Des dizaines de milliers de manifestantes et manifestants sont attendues samedi dans toute la France pour réclamer une « loi-cadre » contre les violences sexistes et sexuelles.
Après une première manifestation en 2021, celle de cette année devrait attirer encore plus de monde. – AFP
Elles veulent « crier leur colère » face aux dysfonctionnements de la justice et aux discours politiques qui « défendent les agresseurs » : des dizaines de milliers de manifestantes — et manifestants — sont attendues samedi dans toute la France pour réclamer une « loi cadre » contre les violences sexistes et sexuelles.
Dans les commissariats, les tribunaux ou au sein des partis politiques, « les derniers mois ont prouvé à quel point la parole des victimes de violences de genre était remise en cause », s’insurgent les organisatrices de la mobilisation.

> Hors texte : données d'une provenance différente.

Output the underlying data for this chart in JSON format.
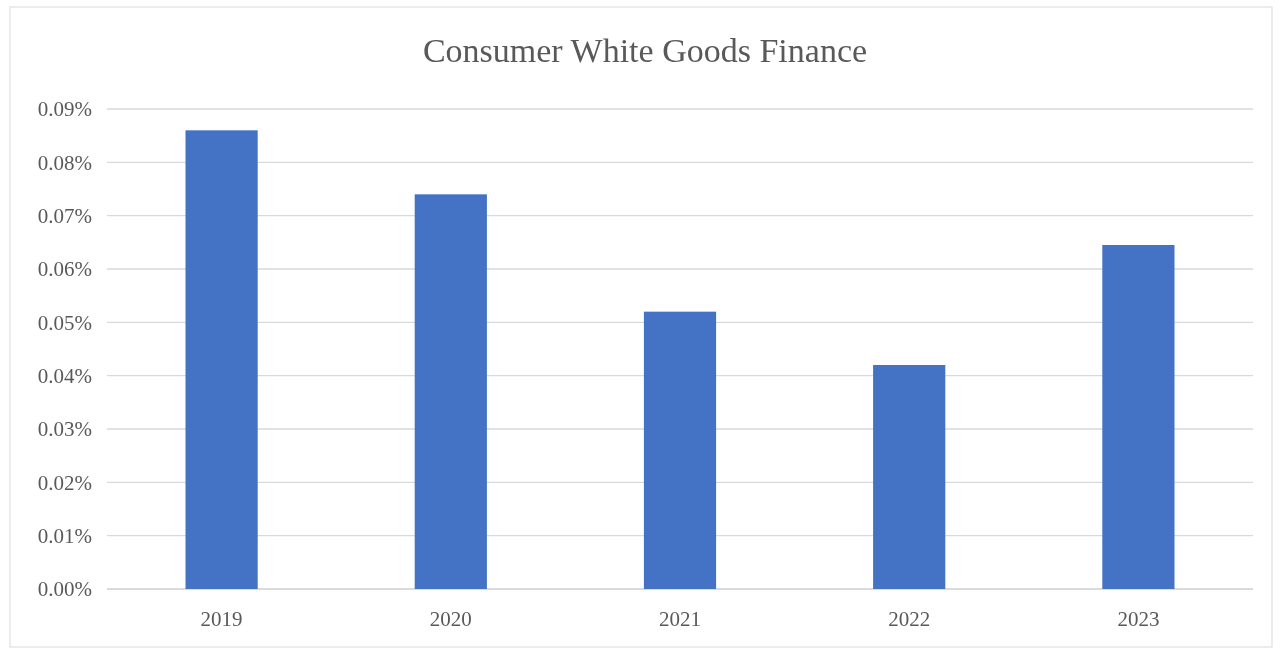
{
  "chart_data": {
    "type": "bar",
    "title": "Consumer White Goods Finance",
    "categories": [
      "2019",
      "2020",
      "2021",
      "2022",
      "2023"
    ],
    "values": [
      0.086,
      0.074,
      0.052,
      0.042,
      0.0645
    ],
    "color": "#4472c4",
    "ylim": [
      0,
      0.09
    ],
    "yticks": [
      {
        "value": 0,
        "label": "0.00%"
      },
      {
        "value": 0.01,
        "label": "0.01%"
      },
      {
        "value": 0.02,
        "label": "0.02%"
      },
      {
        "value": 0.03,
        "label": "0.03%"
      },
      {
        "value": 0.04,
        "label": "0.04%"
      },
      {
        "value": 0.05,
        "label": "0.05%"
      },
      {
        "value": 0.06,
        "label": "0.06%"
      },
      {
        "value": 0.07,
        "label": "0.07%"
      },
      {
        "value": 0.08,
        "label": "0.08%"
      },
      {
        "value": 0.09,
        "label": "0.09%"
      }
    ],
    "grid": "y"
  }
}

« Ce qui nous met en colère, c’est l’impunité des agresseurs et le mauvais traitement réservé aux victimes » lorsqu’elles déposent plainte, explique à l’AFP Maëlle Noir, membre de #NousToutes qui coordonne l’organisation des défilés.
« On ne cesse de nous répéter que la justice doit faire son travail, mais quel travail? On ne peut pas reprocher à la victime de ne pas porter plainte si elle sait que ça ne mènera nulle part », s’insurge la militante.

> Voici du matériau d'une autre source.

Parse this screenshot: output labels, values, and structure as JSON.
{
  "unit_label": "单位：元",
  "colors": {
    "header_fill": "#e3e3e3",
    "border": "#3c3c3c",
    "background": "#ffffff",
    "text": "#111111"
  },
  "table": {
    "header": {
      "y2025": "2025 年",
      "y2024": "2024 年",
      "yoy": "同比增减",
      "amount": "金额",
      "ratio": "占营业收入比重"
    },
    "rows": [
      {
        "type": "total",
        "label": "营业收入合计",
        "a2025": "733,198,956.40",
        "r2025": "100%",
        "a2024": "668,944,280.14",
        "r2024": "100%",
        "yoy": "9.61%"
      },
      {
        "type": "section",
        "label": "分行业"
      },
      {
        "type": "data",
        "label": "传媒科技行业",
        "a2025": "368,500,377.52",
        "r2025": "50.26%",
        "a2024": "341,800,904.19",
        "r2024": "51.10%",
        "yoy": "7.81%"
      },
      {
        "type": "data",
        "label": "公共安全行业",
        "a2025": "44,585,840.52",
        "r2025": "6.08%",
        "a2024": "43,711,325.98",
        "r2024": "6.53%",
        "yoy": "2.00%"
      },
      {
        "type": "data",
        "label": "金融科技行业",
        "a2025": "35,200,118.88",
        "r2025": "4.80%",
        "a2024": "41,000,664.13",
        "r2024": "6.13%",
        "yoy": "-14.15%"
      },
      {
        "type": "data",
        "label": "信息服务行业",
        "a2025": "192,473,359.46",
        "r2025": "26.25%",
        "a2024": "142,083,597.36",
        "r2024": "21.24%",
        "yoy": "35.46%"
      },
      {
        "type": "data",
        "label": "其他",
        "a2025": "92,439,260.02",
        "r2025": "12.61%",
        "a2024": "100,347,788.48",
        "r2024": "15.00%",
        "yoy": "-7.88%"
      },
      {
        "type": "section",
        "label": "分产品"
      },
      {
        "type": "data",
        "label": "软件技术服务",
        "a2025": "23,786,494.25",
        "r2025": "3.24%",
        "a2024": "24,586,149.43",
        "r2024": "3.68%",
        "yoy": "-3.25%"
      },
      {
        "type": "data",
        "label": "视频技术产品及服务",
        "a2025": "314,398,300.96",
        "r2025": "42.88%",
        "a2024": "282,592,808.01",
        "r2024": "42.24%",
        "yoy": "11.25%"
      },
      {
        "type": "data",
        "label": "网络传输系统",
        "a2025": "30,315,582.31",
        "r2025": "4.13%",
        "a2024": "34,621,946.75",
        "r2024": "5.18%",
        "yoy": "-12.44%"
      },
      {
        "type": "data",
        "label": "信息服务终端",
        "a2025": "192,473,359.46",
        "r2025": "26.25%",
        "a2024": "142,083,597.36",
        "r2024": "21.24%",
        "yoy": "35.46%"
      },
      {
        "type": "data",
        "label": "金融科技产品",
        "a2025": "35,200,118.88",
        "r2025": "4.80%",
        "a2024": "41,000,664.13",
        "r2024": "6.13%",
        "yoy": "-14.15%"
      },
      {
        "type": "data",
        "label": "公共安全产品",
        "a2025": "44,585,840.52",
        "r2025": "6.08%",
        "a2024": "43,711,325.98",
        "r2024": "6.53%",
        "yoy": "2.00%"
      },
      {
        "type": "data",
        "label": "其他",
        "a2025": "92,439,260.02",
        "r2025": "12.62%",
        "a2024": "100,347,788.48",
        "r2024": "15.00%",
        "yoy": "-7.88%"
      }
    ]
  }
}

Cinq ans après l’émergence du mouvement #MeToo, « les violences sexistes et sexuelles restent massives » et les politiques publiques « pas adaptées à l’enjeu », affirment les organisatrices dans leur appel à manifester, signé par près de 90 associations, syndicats ou partis de gauche.
Les procédures, cependant, pourraient bientôt évoluer : en vertu de nouvelles dispositions approuvées mercredi par les députés, les femmes victimes pourront à l’avenir déposer plainte en visioconférence si elles le souhaitent, et être assistées d’un avocat lors de cette procédure. L’Assemblée nationale a également durci les peines encourues par les auteurs d’outrages sexistes, notamment de harcèlement de rue.
Pour l’heure, les associations féministes se désolent des « classements sans suite et peines dérisoires » décidées par la justice et fustigent les « procès-bâillon » intentés par « des hommes puissants, connus, accusés de viol », qui attaquent en diffamation leurs accusatrices pour les « réduire au silence ».
Pour lutter contre les violences, elles réclament un budget public de deux milliards d’euros par an, mais aussi une « loi-cadre » qui instaurerait notamment des « brigades et juridictions spécialisées », une aide financière pour la « mise en sûreté » des femmes victimes, 15.000 places d’hébergement supplémentaires dédiées, ou encore le renforcement de l’éducation à la vie sexuelle et affective à l’école.
« Signal d’impunité »
A Paris, le cortège partira à 14h de la place de la République et rejoindra celle de la Nation. Des manifestations sont également prévues à Marseille, Nice, Toulouse, Lille, Strasbourg, Rennes, Nancy ou Dijon, notamment. En 2021, la mobilisation — organisée en amont du 25 novembre, date de la journée mondiale de lutte contre les violences à l’égard des femmes —, avait rassemblé 50 000 personnes à Paris selon les organisateurs, et 18 000 selon la préfecture de police.
Un an après, l’exaspération des organisations féministes est toujours aussi vive, alimentée par le nombre élevé de féminicides – déjà 100 depuis le début de l’année d’après un collectif associatif, contre 122 l’an dernier selon les chiffres officiels -, et par la frilosité du monde politique à écarter certains responsables accusés de violences envers les femmes.
Comme le député LFI Adrien Quatennens, qui a avoué des violences conjugales, mais a été défendu par Jean-Luc Mélenchon, et dont le parti tente de planifier un retour à l’Assemblée nationale.
Défendre les responsables politiques mis en cause dans de tels cas envoie « un signal d’impunité à toute la société », déplorent les militantes dans leur appel.
Les faits dénoncés sont pourtant de plus en plus nombreux: entre 2017 et 2021, le nombre de viols ou tentatives de viols enregistrés par le ministère de l’Intérieur a doublé, passant de 16 900 à 34 300. Les victimes ont davantage tendance à dénoncer des faits anciens, explique le ministère, qui y voit aussi le signe de la « libération de la parole ».
Une expression qui exaspère désormais les associations, car « les femmes ont toujours parlé, mais elles ne sont pas écoutées », pointe Maëlle Noir.
Pour Anne-Cécile Mailfert, la présidente de la Fondation des femmes, depuis « MeToo » les pouvoirs publics ont « surtout défendu la présomption d’innocence, plutôt que la lutte contre l’impunité, qui s’est empirée depuis cinq ans ».